In cases decided after the effective date of the amendment, the appellate courts have not specifically addressed the statute as amended. In Cornack v. Sweeney, 127 Mich.App. 375, 339 N.W.2d 26 (1983), and Lucido v. Apollo Lanes & Bar, Inc., 123 Mich.App. 267, 333 N.W.2d 246 (1983), lv. den. 417 Mich. 1087 (1983), this Court held the "noninnocent rule" applied to intoxicated minors. In Cavalier Ins. Corp. v. Monroe Boat Club, 122 Mich.App. 268, 332 N.W.2d 464 (1982), lv. den. 417 Mich. 1078 (1983), this Court reaffirmed the rule that the intoxicated person has no right of action under the dramshop act.

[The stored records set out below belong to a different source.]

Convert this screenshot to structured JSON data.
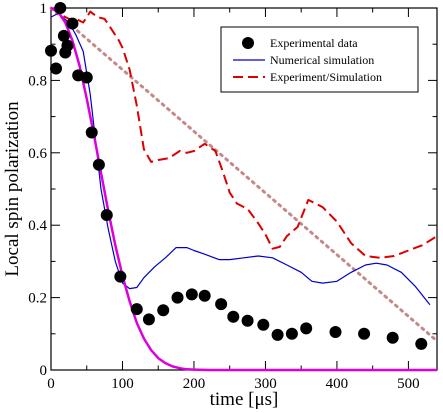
{
  "chart_data": {
    "type": "line",
    "xlabel": "time [μs]",
    "ylabel": "Local spin polarization",
    "xlim": [
      0,
      540
    ],
    "ylim": [
      0,
      1
    ],
    "x_ticks": [
      0,
      100,
      200,
      300,
      400,
      500
    ],
    "y_ticks": [
      0,
      0.2,
      0.4,
      0.6,
      0.8,
      1
    ],
    "grid": false,
    "legend_position": "top-right",
    "series": [
      {
        "name": "Experimental data",
        "kind": "scatter",
        "marker": "filled-circle",
        "color": "#000000",
        "x": [
          0,
          7,
          13,
          18,
          20,
          23,
          30,
          38,
          50,
          57,
          67,
          78,
          97,
          120,
          137,
          157,
          177,
          197,
          215,
          238,
          255,
          275,
          297,
          317,
          337,
          357,
          398,
          438,
          478,
          518
        ],
        "y": [
          0.882,
          0.833,
          1.0,
          0.923,
          0.877,
          0.896,
          0.957,
          0.814,
          0.808,
          0.656,
          0.567,
          0.428,
          0.258,
          0.168,
          0.14,
          0.165,
          0.2,
          0.209,
          0.205,
          0.182,
          0.147,
          0.136,
          0.125,
          0.097,
          0.1,
          0.115,
          0.105,
          0.1,
          0.089,
          0.072
        ]
      },
      {
        "name": "Numerical simulation",
        "kind": "line",
        "color": "#0000cc",
        "x": [
          0,
          10,
          25,
          35,
          45,
          55,
          62,
          70,
          80,
          90,
          100,
          110,
          120,
          130,
          145,
          160,
          175,
          190,
          200,
          215,
          235,
          250,
          270,
          290,
          310,
          330,
          350,
          365,
          380,
          400,
          420,
          440,
          455,
          470,
          490,
          510,
          530
        ],
        "y": [
          0.975,
          0.985,
          0.96,
          0.925,
          0.88,
          0.76,
          0.64,
          0.5,
          0.39,
          0.3,
          0.24,
          0.225,
          0.228,
          0.255,
          0.285,
          0.31,
          0.338,
          0.338,
          0.33,
          0.32,
          0.305,
          0.305,
          0.31,
          0.315,
          0.31,
          0.29,
          0.27,
          0.245,
          0.24,
          0.245,
          0.27,
          0.29,
          0.295,
          0.29,
          0.27,
          0.23,
          0.18
        ]
      },
      {
        "name": "Experiment/Simulation",
        "kind": "line",
        "dash": "dashed",
        "color": "#dd0000",
        "x": [
          0,
          15,
          25,
          35,
          45,
          55,
          65,
          75,
          85,
          95,
          100,
          110,
          120,
          130,
          140,
          150,
          165,
          180,
          190,
          200,
          215,
          230,
          240,
          250,
          260,
          275,
          290,
          300,
          310,
          320,
          330,
          345,
          360,
          380,
          400,
          420,
          440,
          460,
          480,
          500,
          520,
          540
        ],
        "y": [
          1.0,
          0.98,
          0.97,
          0.97,
          0.96,
          0.99,
          0.975,
          0.97,
          0.94,
          0.91,
          0.89,
          0.83,
          0.73,
          0.61,
          0.575,
          0.58,
          0.585,
          0.605,
          0.6,
          0.605,
          0.625,
          0.605,
          0.55,
          0.49,
          0.46,
          0.445,
          0.405,
          0.375,
          0.335,
          0.34,
          0.37,
          0.395,
          0.47,
          0.45,
          0.41,
          0.35,
          0.315,
          0.31,
          0.315,
          0.33,
          0.345,
          0.37
        ]
      },
      {
        "name": "",
        "kind": "line",
        "dash": "dotted",
        "color": "#c48a8a",
        "x": [
          0,
          540
        ],
        "y": [
          1.0,
          0.08
        ]
      },
      {
        "name": "",
        "kind": "line",
        "color": "#dd00dd",
        "x": [
          0,
          10,
          20,
          30,
          40,
          50,
          60,
          70,
          80,
          90,
          100,
          110,
          120,
          130,
          140,
          150,
          160,
          170,
          180,
          190,
          200,
          220,
          250,
          300,
          400,
          540
        ],
        "y": [
          1.0,
          0.99,
          0.96,
          0.91,
          0.84,
          0.75,
          0.65,
          0.545,
          0.44,
          0.345,
          0.26,
          0.19,
          0.13,
          0.087,
          0.055,
          0.033,
          0.019,
          0.01,
          0.005,
          0.002,
          0.001,
          0,
          0,
          0,
          0,
          0
        ]
      }
    ]
  }
}
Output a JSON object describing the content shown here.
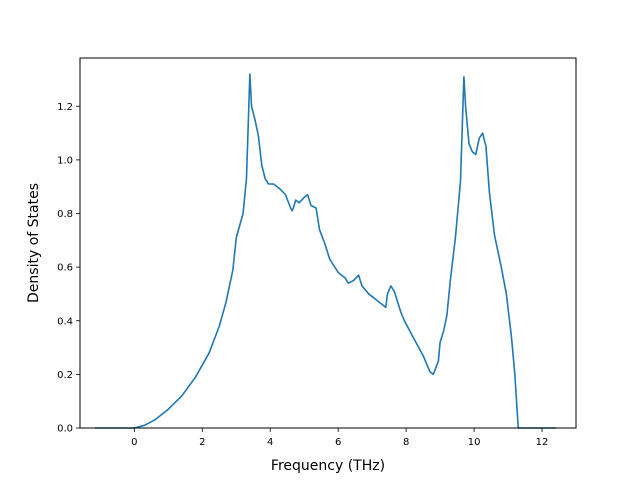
{
  "chart_data": {
    "type": "line",
    "title": "",
    "xlabel": "Frequency (THz)",
    "ylabel": "Density of States",
    "xlim": [
      -1.6,
      13.0
    ],
    "ylim": [
      0.0,
      1.38
    ],
    "xticks": [
      0,
      2,
      4,
      6,
      8,
      10,
      12
    ],
    "yticks": [
      0.0,
      0.2,
      0.4,
      0.6,
      0.8,
      1.0,
      1.2
    ],
    "xtick_labels": [
      "0",
      "2",
      "4",
      "6",
      "8",
      "10",
      "12"
    ],
    "ytick_labels": [
      "0.0",
      "0.2",
      "0.4",
      "0.6",
      "0.8",
      "1.0",
      "1.2"
    ],
    "grid": false,
    "legend": "none",
    "line_color": "#1f77b4",
    "series": [
      {
        "x": [
          -1.15,
          -0.5,
          0.0,
          0.3,
          0.6,
          1.0,
          1.4,
          1.8,
          2.2,
          2.5,
          2.7,
          2.9,
          3.0,
          3.2,
          3.3,
          3.4,
          3.45,
          3.55,
          3.65,
          3.75,
          3.85,
          3.95,
          4.1,
          4.3,
          4.45,
          4.6,
          4.65,
          4.75,
          4.85,
          5.0,
          5.1,
          5.2,
          5.35,
          5.45,
          5.6,
          5.75,
          5.9,
          6.0,
          6.2,
          6.3,
          6.45,
          6.6,
          6.7,
          6.9,
          7.1,
          7.3,
          7.4,
          7.45,
          7.55,
          7.65,
          7.75,
          7.85,
          7.95,
          8.2,
          8.5,
          8.7,
          8.8,
          8.95,
          9.0,
          9.1,
          9.2,
          9.3,
          9.45,
          9.6,
          9.7,
          9.75,
          9.85,
          9.95,
          10.05,
          10.15,
          10.25,
          10.35,
          10.45,
          10.6,
          10.8,
          10.95,
          11.1,
          11.2,
          11.3,
          12.4
        ],
        "values": [
          0.0,
          0.0,
          0.0,
          0.01,
          0.03,
          0.07,
          0.12,
          0.19,
          0.28,
          0.38,
          0.47,
          0.59,
          0.71,
          0.8,
          0.93,
          1.32,
          1.2,
          1.15,
          1.09,
          0.98,
          0.93,
          0.91,
          0.91,
          0.89,
          0.87,
          0.82,
          0.81,
          0.85,
          0.84,
          0.86,
          0.87,
          0.83,
          0.82,
          0.74,
          0.69,
          0.63,
          0.6,
          0.58,
          0.56,
          0.54,
          0.55,
          0.57,
          0.53,
          0.5,
          0.48,
          0.46,
          0.45,
          0.5,
          0.53,
          0.51,
          0.47,
          0.43,
          0.4,
          0.34,
          0.27,
          0.21,
          0.2,
          0.25,
          0.32,
          0.36,
          0.42,
          0.55,
          0.71,
          0.92,
          1.31,
          1.2,
          1.06,
          1.03,
          1.02,
          1.08,
          1.1,
          1.05,
          0.88,
          0.72,
          0.6,
          0.5,
          0.34,
          0.2,
          0.0,
          0.0
        ]
      }
    ]
  }
}
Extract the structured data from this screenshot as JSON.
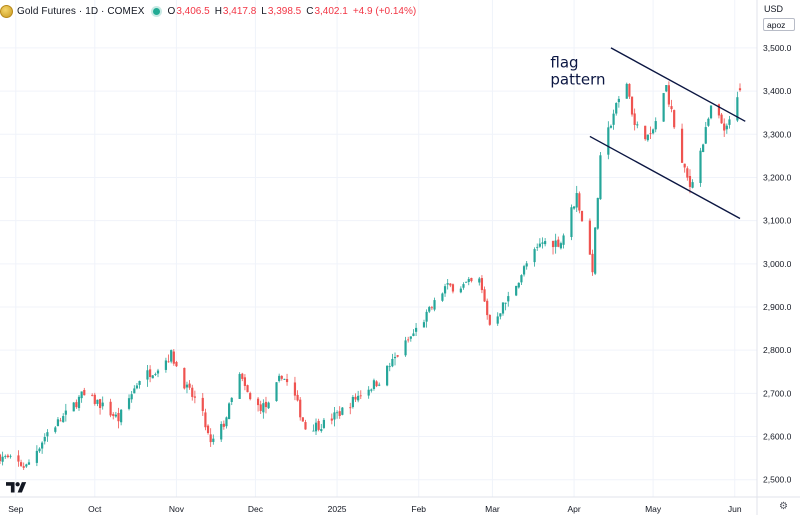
{
  "header": {
    "title": "Gold Futures · 1D · COMEX",
    "open_label": "O",
    "open": "3,406.5",
    "high_label": "H",
    "high": "3,417.8",
    "low_label": "L",
    "low": "3,398.5",
    "close_label": "C",
    "close": "3,402.1",
    "change": "+4.9 (+0.14%)"
  },
  "currency": "USD",
  "unit": "apoz",
  "colors": {
    "up": "#26a69a",
    "down": "#ef5350",
    "annotation": "#0b1642",
    "grid": "#f0f3fa"
  },
  "icons": {
    "logo": "gold-coin-icon",
    "status": "market-status-dot-icon",
    "brand": "tradingview-logo-icon",
    "settings": "gear-icon"
  },
  "chart_data": {
    "type": "candlestick",
    "ylim": [
      2460,
      3560
    ],
    "y_ticks": [
      2500,
      2600,
      2700,
      2800,
      2900,
      3000,
      3100,
      3200,
      3300,
      3400,
      3500
    ],
    "y_tick_labels": [
      "2,500.0",
      "2,600.0",
      "2,700.0",
      "2,800.0",
      "2,900.0",
      "3,000.0",
      "3,100.0",
      "3,200.0",
      "3,300.0",
      "3,400.0",
      "3,500.0"
    ],
    "x_tick_labels": [
      "Sep",
      "Oct",
      "Nov",
      "Dec",
      "2025",
      "Feb",
      "Mar",
      "Apr",
      "May",
      "Jun"
    ],
    "x_tick_dates": [
      "2024-09-01",
      "2024-10-01",
      "2024-11-01",
      "2024-12-01",
      "2025-01-01",
      "2025-02-01",
      "2025-03-01",
      "2025-04-01",
      "2025-05-01",
      "2025-06-01"
    ],
    "first_date": "2024-08-26",
    "last_date": "2025-06-03",
    "close_anchors": [
      [
        "2024-08-26",
        2555
      ],
      [
        "2024-09-05",
        2530
      ],
      [
        "2024-09-13",
        2610
      ],
      [
        "2024-09-20",
        2650
      ],
      [
        "2024-09-26",
        2695
      ],
      [
        "2024-10-02",
        2680
      ],
      [
        "2024-10-10",
        2640
      ],
      [
        "2024-10-18",
        2735
      ],
      [
        "2024-10-25",
        2760
      ],
      [
        "2024-10-30",
        2790
      ],
      [
        "2024-11-05",
        2710
      ],
      [
        "2024-11-10",
        2670
      ],
      [
        "2024-11-14",
        2580
      ],
      [
        "2024-11-19",
        2630
      ],
      [
        "2024-11-25",
        2740
      ],
      [
        "2024-11-30",
        2670
      ],
      [
        "2024-12-06",
        2670
      ],
      [
        "2024-12-11",
        2745
      ],
      [
        "2024-12-16",
        2690
      ],
      [
        "2024-12-20",
        2620
      ],
      [
        "2024-12-27",
        2630
      ],
      [
        "2025-01-03",
        2660
      ],
      [
        "2025-01-10",
        2700
      ],
      [
        "2025-01-17",
        2730
      ],
      [
        "2025-01-24",
        2790
      ],
      [
        "2025-01-29",
        2830
      ],
      [
        "2025-02-04",
        2880
      ],
      [
        "2025-02-11",
        2945
      ],
      [
        "2025-02-18",
        2950
      ],
      [
        "2025-02-24",
        2960
      ],
      [
        "2025-02-28",
        2860
      ],
      [
        "2025-03-07",
        2920
      ],
      [
        "2025-03-14",
        3000
      ],
      [
        "2025-03-20",
        3050
      ],
      [
        "2025-03-27",
        3050
      ],
      [
        "2025-04-02",
        3160
      ],
      [
        "2025-04-08",
        2990
      ],
      [
        "2025-04-11",
        3240
      ],
      [
        "2025-04-16",
        3350
      ],
      [
        "2025-04-21",
        3420
      ],
      [
        "2025-04-24",
        3320
      ],
      [
        "2025-04-30",
        3290
      ],
      [
        "2025-05-06",
        3410
      ],
      [
        "2025-05-12",
        3230
      ],
      [
        "2025-05-15",
        3180
      ],
      [
        "2025-05-20",
        3280
      ],
      [
        "2025-05-23",
        3360
      ],
      [
        "2025-05-29",
        3310
      ],
      [
        "2025-06-03",
        3402.1
      ]
    ],
    "last_candle": {
      "open": 3406.5,
      "high": 3417.8,
      "low": 3398.5,
      "close": 3402.1
    },
    "trendlines": [
      {
        "name": "upper",
        "from": [
          "2025-04-15",
          3500
        ],
        "to": [
          "2025-06-05",
          3330
        ]
      },
      {
        "name": "lower",
        "from": [
          "2025-04-07",
          3295
        ],
        "to": [
          "2025-06-03",
          3105
        ]
      }
    ],
    "annotation": {
      "line1": "flag",
      "line2": "pattern",
      "date": "2025-03-23",
      "value": 3455
    }
  }
}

All three cases interpreted the statute as it read prior to the 1980 amendment.

[133 MICHAPP 112] Plaintiff argues that the amended subsection of the dramshop act allows the noninnocent intoxicated person to seek recovery for his or her own injuries. We disagree. Case law precedent, rules of statutory construction, and public policy refute plaintiff's interpretation.

Plaintiff focuses on the following amended language:

"A retail licensee who violates this subdivision shall pay all actual damages that may be awarded to a person for injuries inflicted upon the person, the person's property or means of support, or otherwise resulting from the selling, furnishing, giving, or delivering of alcoholic liquor to the person." (Emphasis indicates amended language.)

The corresponding portion of the old statute provided that retailers violating the act:

"[W]ill pay all actual damages that may be adjudged to any person or persons, including those hereinafter mentioned, for injuries inflicted upon him or them either in person or property or means of support or otherwise, by reason of his selling, furnishing, giving or delivering."

Two apparent purposes of the amendment were to remove gender-specific language and to simplify the grammatical structure of the subsection. Plaintiff urges that statutory construction reveals a substantive change in the law. However, the statutory analysis suggested by plaintiff could just as well have been used to construe the old statute as providing the intoxicated person a right of recovery. Indeed, such an analysis was advanced by plaintiff's predecessors only to be consistently rejected by our courts. Notwithstanding the addition of the final three words--"to the person"--to the [133 MICHAPP 113] subsection, it would violate clear precedent to now endorse plaintiff's argument.